When considering saintly masters for Lent, I would direct attention to St. Ignatius of Loyola. He went through an extraordinary religious conversion as a young man and then spent a year living in a cave in Manresa. He lived in extreme deprivation, fasting, in utter simplicity. He even let his hair and nails grow out.
We might say he went a little too mad. But that wasn't the case. He was experimenting with a sort of radical asceticism, trying to rid himself of the attachments that were keeping him from doing God's will. Now was his an extreme form? Sure. Many of the saints go through extreme periods of asceticism, in imitation of Jesus who spent forty days and forty nights in the desert. Does Ignatius live that way for the rest of his life? No, and he wouldn't counsel his followers to do so. But it was an important moment in his own spiritual development.

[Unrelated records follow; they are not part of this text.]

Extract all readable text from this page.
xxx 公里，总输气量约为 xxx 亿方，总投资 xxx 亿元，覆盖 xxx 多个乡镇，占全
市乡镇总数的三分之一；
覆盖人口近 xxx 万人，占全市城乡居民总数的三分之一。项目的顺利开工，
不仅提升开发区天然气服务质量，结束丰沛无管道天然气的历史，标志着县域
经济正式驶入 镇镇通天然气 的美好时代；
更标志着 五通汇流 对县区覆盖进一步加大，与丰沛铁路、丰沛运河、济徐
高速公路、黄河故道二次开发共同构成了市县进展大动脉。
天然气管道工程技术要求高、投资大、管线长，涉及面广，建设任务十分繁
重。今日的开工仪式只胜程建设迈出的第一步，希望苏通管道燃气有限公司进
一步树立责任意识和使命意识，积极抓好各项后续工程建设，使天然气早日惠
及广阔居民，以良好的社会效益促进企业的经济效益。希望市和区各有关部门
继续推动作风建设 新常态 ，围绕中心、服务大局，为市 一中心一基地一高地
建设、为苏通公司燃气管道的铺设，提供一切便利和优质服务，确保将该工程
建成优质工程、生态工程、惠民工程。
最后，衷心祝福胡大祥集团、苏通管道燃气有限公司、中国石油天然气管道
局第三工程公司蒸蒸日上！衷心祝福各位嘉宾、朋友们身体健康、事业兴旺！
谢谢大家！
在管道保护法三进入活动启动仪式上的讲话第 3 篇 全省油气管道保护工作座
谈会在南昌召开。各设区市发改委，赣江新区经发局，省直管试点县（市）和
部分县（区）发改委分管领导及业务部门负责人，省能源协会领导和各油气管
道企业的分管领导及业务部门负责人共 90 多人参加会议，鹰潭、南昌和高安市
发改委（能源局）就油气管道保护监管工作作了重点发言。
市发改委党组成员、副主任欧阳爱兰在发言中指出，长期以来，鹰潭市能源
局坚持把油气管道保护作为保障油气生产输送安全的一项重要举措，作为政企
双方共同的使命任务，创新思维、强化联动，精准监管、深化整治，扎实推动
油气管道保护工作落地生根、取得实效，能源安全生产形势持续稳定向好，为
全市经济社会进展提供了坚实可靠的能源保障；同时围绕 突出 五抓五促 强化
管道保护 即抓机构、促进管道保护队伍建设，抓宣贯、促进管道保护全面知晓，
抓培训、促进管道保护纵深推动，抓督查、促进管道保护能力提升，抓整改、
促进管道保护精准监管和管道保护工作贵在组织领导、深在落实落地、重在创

None of us are meant to live Lent all year round, but it's good for us to deny ourselves for a period, fasting, almsgiving, ridding ourselves of detachments and diversions. It's important for us to do this for a time, just like Ignatius at Manresa.
Another saint to consider during Lent is St. Robert Bellarmine, one of Ignatius's great sons in the Jesuit order. Bellarmine was a gifted theologian and respected cardinal, and very active in the world. Yet despite his activity, every Lent, every year, he completed the thirty-day Ignatian retreat. Some people complete the retreat once in the lifetime, but Bellarmine did it every single year.
There's something wise in adopting a rigorous, but healthy period of asceticism during Lent, as these two particular saints demonstrate.